Review: Garmin Nuvifone G60

In the two years it languished as vaporware, the Garmin Nuvifone G60 was hyped by various tech outlets as everything from a smartphone savior to an iPhone killer. (We at get-gadget resisted such sensationalism.) But now the GPS-enabled smartphone is finally for sale — and it’s a Frankenstein, a monstrous creation that almost makes us want to swear off smartphones entirely.

There’s little good to be said about this phone but we’ll try to break it down before ranting about its copious flaws. It does fit neatly in hand and weighs about the same as the iPhone or the Palm Pre. It also has a 3.5-inch touchscreen too and there’s no added bulk of a physical keyboard. The home screen is also fairly practical; it’s divided into two fields with one area featuring icons for making calls and activating navigation, while the other has a sparse amount of apps like e-mail, a web browser and a music player. And then there’s, uh …

Okay, that’s about it for the good points.

Let’s rage against the screen for a moment: Instead of a capacitive touchscreen — like the kind that graces the iPhone, Palm and HTC G1, among others — the Nuvifone uses resistive technology. You have to practically jam your finger into the display to activate an icon. The result: a bumpy, sluggish experience as you navigate through the device’s options. Typing an e-mail or text message? Get ready for an episode of Extreme Typos. There’s no auto-correct option as with the iPhone.

In another puzzling decision, Garmin has adopted an extreme approach to simplicity. The Nuvifone has no buttons, not even a home button. So you are entirely at the mercy of the phone’s software.

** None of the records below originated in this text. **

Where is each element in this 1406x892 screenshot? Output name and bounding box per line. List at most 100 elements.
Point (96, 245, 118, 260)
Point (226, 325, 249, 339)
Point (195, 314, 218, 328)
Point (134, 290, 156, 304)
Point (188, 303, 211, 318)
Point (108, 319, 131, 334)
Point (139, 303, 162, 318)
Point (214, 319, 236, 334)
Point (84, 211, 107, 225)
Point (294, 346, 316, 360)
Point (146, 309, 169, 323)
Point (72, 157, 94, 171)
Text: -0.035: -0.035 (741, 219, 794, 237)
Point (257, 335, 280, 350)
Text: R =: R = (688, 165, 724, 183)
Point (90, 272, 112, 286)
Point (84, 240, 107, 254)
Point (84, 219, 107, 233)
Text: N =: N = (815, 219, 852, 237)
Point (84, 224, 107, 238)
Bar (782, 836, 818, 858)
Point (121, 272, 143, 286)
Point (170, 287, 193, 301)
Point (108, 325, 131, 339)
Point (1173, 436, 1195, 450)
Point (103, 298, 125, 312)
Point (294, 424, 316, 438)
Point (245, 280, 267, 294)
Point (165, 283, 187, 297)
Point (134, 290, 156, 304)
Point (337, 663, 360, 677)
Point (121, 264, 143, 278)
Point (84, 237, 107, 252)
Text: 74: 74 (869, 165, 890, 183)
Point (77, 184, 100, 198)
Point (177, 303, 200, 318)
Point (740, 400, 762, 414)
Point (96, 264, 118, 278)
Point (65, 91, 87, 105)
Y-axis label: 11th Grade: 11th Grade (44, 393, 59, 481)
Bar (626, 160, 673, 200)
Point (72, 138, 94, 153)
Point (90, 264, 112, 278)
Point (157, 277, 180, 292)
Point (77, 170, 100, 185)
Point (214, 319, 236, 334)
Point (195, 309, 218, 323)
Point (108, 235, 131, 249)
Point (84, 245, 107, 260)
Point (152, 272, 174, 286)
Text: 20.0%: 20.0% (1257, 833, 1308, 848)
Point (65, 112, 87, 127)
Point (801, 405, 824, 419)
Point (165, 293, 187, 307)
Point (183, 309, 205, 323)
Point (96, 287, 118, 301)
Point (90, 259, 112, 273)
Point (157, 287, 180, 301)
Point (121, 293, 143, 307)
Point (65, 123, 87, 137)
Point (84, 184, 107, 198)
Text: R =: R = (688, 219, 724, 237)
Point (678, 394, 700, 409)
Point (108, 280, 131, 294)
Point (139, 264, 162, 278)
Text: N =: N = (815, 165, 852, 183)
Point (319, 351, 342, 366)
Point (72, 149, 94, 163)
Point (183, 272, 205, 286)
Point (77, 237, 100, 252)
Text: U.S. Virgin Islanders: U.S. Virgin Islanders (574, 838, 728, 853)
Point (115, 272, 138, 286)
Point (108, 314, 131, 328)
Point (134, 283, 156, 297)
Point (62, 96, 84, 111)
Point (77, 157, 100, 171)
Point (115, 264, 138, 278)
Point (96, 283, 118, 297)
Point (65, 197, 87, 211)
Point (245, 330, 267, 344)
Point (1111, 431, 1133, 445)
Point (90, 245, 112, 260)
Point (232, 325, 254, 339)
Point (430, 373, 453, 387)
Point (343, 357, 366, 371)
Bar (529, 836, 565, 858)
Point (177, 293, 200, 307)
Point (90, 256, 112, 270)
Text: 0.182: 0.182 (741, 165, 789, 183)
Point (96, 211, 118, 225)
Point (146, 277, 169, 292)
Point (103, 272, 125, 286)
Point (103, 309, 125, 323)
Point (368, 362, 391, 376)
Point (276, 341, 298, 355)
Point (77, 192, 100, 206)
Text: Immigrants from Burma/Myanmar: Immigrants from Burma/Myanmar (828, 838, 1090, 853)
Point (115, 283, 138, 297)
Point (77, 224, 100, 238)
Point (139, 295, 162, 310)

That makes us wish Garmin had put more thought into its user interface. In one of the few neat tricks in the phone, Garmin has split the main screen into two. The left half has three major buttons: call, search and applications. A slider on the right provides options such as e-mail, weather, web browser and calendar. It’s a clean interface — as far as it goes.

But a phone that’s dedicated to GPS should be at least good at navigation right? Guess again. While the turn-by-turn directions are fairly accurate for guiding you to a destination, getting data entered into the device is a magnificent pain. Endless menu taps are required to locate the correct fields for entering address information. What’s worse, the maps themselves are graphically ugly: They look like a digital version of cat vomit.

The phone ties the GPS closely to anything that looks like an address. So once I searched for the nearest Target on the browser, I could, with a single click, have the device show directions to the store from my current location.

Unfortunately, the phone’s browser is stunted and terribly difficult to use. Want to type in a web address? There’s no URL bar: Instead, you have to open up a separate window to enter a website URL. No multitouch means no pinching and zooming on web pages. Instead you need to press onscreen + and – buttons to re-size the page.

The phone’s virtual keyboard is also tricky. The QWERTY keyboard only appears in horizontal mode. In the vertical mode, the keys are arranged in an ABCDE pattern, which makes text entry take twice as long. The Nuvifone seems stuck in some sort of space/time bubble that exists somewhere around 2004. The phone comes loaded with just a few apps and there’s no marketplace to download any new ones, so forget about Twitter, Facebook, Yelp or Pandora. Sure, you can get to these sites using the web browser, but that, of course, would require using the web browser.

As if horrible software and hardware wasn’t enough, Garmin adds insult to injury with a mystifying high price tag. Even after the $100 mail-in rebate, the phone costs $300 with a two-year contract on AT&T. That’s $100 more than the latest iPhone and more than the Palm Pre or almost any BlackBerry device. The Nuvifone is not just rough around the edges, it’s a device that seems to have lost its will to live. If you want a decent GPS, we suggest you get a standalone system from Garmin, TomTom — or get an iPhone, or an HTC Hero from Sprint. Any of those options will be easier, more reliable and cheaper than Garmin’s half-baked Nuvifone.